On Friday, benchmark indices continued their decline, with the BSE Sensex falling 1,048 points (1.25%) to 82,627 and the Nifty 50 dropping 336 points (1.30%) to 25,471, slipping below the 25,500 mark. The broader market performed significantly worse, as mid-cap and small-cap stocks corrected sharply, wiping away nearly ₹7.4 lakh crore of investor wealth in a single session.

What will be the important level for Nifty

Jigar S. Patel, Senior Manager, Equity Research, Anand Rathi Group, told Jagran Business that technically, after failing to hold above the 26,000 resistance level, the Nifty has come under persistent selling pressure and is currently trading near 25,500. The 25,400 level will act as a key pivot for the coming week.

A significant break below this level could trigger a gap-fill move towards 25,100, an immediate and weak support zone. However, hourly charts show oversold conditions, suggesting the correction may be in its mature phase, with potential sell-off signs and a base forming. On the upside, 25,800–26,000 remains the key intermediate resistance band, and only a sustained move above this zone could resume bullish momentum.

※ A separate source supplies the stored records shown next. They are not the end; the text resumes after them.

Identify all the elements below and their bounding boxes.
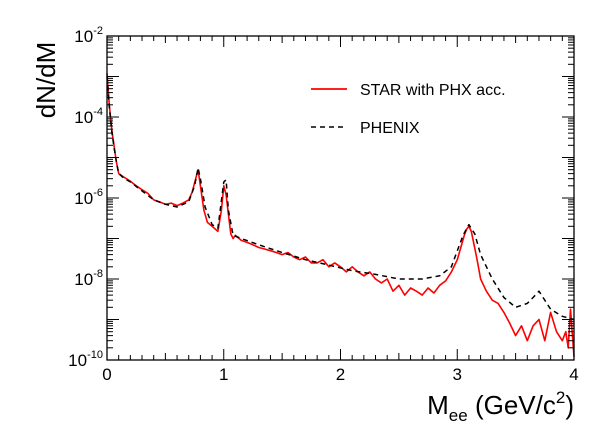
x-tick-label: 4 bbox=[569, 365, 578, 384]
y-tick-label: 10-2 bbox=[74, 25, 103, 46]
x-axis-title-sup: 2 bbox=[556, 388, 565, 407]
series-line-phenix bbox=[106, 76, 575, 321]
series-line-star bbox=[106, 73, 575, 357]
legend-label-phenix: PHENIX bbox=[360, 120, 420, 137]
y-tick-label: 10-4 bbox=[74, 106, 103, 127]
x-tick-label: 3 bbox=[453, 365, 462, 384]
series-layer bbox=[106, 73, 575, 357]
legend-label-star: STAR with PHX acc. bbox=[360, 82, 506, 99]
x-axis-title-end: ) bbox=[565, 390, 574, 420]
x-tick-label: 1 bbox=[219, 365, 228, 384]
legend: STAR with PHX acc. PHENIX bbox=[311, 82, 506, 137]
y-tick-label: 10-10 bbox=[68, 349, 103, 370]
x-axis-title-sub: ee bbox=[449, 406, 468, 425]
x-tick-label: 0 bbox=[102, 365, 111, 384]
y-axis-title: dN/dM bbox=[31, 42, 61, 119]
ticks-layer: 0 1 2 3 4 10-10 10-8 10-6 10-4 10-2 bbox=[68, 25, 579, 384]
y-tick-label: 10-6 bbox=[74, 187, 103, 208]
y-tick-label: 10-8 bbox=[74, 268, 103, 289]
x-axis-title-base: M bbox=[427, 390, 449, 420]
x-axis-title-rest: (GeV/c bbox=[468, 390, 556, 420]
x-axis-title: Mee (GeV/c2) bbox=[427, 388, 574, 425]
x-tick-label: 2 bbox=[336, 365, 345, 384]
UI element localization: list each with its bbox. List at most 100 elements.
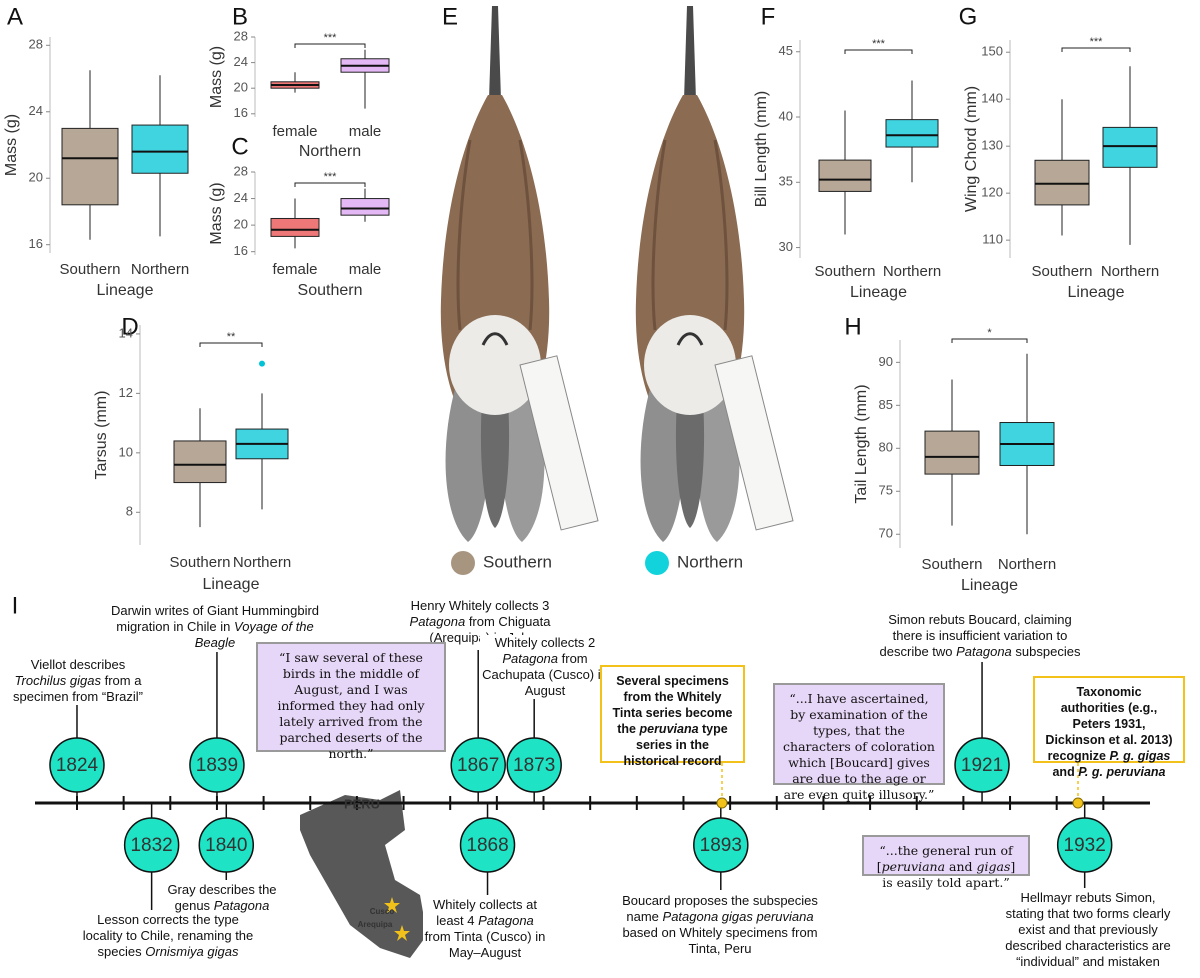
event-text: Hellmayr rebuts Simon, stating that two …	[1003, 890, 1173, 970]
year-marker	[693, 817, 749, 873]
box	[173, 440, 227, 484]
text-part: Viellot describes	[30, 657, 126, 672]
x-axis-title: Lineage	[961, 577, 1018, 594]
note-box: Several specimens from the Whitely Tinta…	[600, 665, 745, 768]
year-label: 1932	[1064, 835, 1106, 856]
y-tick-label: 120	[981, 185, 1003, 200]
y-tick-label: 20	[29, 170, 43, 185]
x-tick-label: Southern	[170, 554, 231, 571]
year-marker	[49, 737, 105, 793]
y-axis-title: Mass (g)	[3, 114, 20, 176]
y-tick-label: 70	[879, 526, 893, 541]
text-part: from a specimen from “Brazil”	[12, 673, 144, 704]
y-axis-title: Wing Chord (mm)	[963, 86, 980, 212]
map-place: Cusco	[370, 907, 395, 916]
y-tick-label: 20	[234, 217, 248, 232]
x-tick-label: Southern	[1032, 263, 1093, 280]
significance-bracket	[1061, 47, 1131, 52]
event-text: Viellot describes Trochilus gigas from a…	[8, 657, 148, 705]
y-tick-label: 75	[879, 483, 893, 498]
y-tick-label: 24	[234, 54, 248, 69]
y-tick-label: 45	[779, 43, 793, 58]
y-tick-label: 20	[234, 80, 248, 95]
quote-box: “I saw several of these birds in the mid…	[256, 642, 446, 761]
star	[384, 897, 400, 913]
x-axis-title: Lineage	[203, 576, 260, 593]
x-tick-label: Northern	[1101, 263, 1159, 280]
significance: ***	[324, 32, 338, 44]
text-part: based on Whitely specimens from Tinta, P…	[622, 925, 818, 956]
y-tick-label: 85	[879, 397, 893, 412]
y-axis-title: Tarsus (mm)	[93, 391, 110, 480]
significance: ***	[872, 38, 886, 50]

What is the estimate for Bank Nifty?

Jigar S Patel told Jagran Business that Nifty Bank has filled the recent trade-deal gap and is consolidating near the 60,000 zone; the 60,000–59,500 area remains a crucial support, and as long as it holds, the index may attempt a fresh upward move towards 61,500–62,000, where a decisive breakout will be needed to confirm the next leg of the uptrend.

He said that overall, the market is still in a corrective consolidation phase, but the structure shows a mature correction rather than a fresh breakdown, which suggests that traders should remain selective and closely monitor key support levels for the next directional trigger.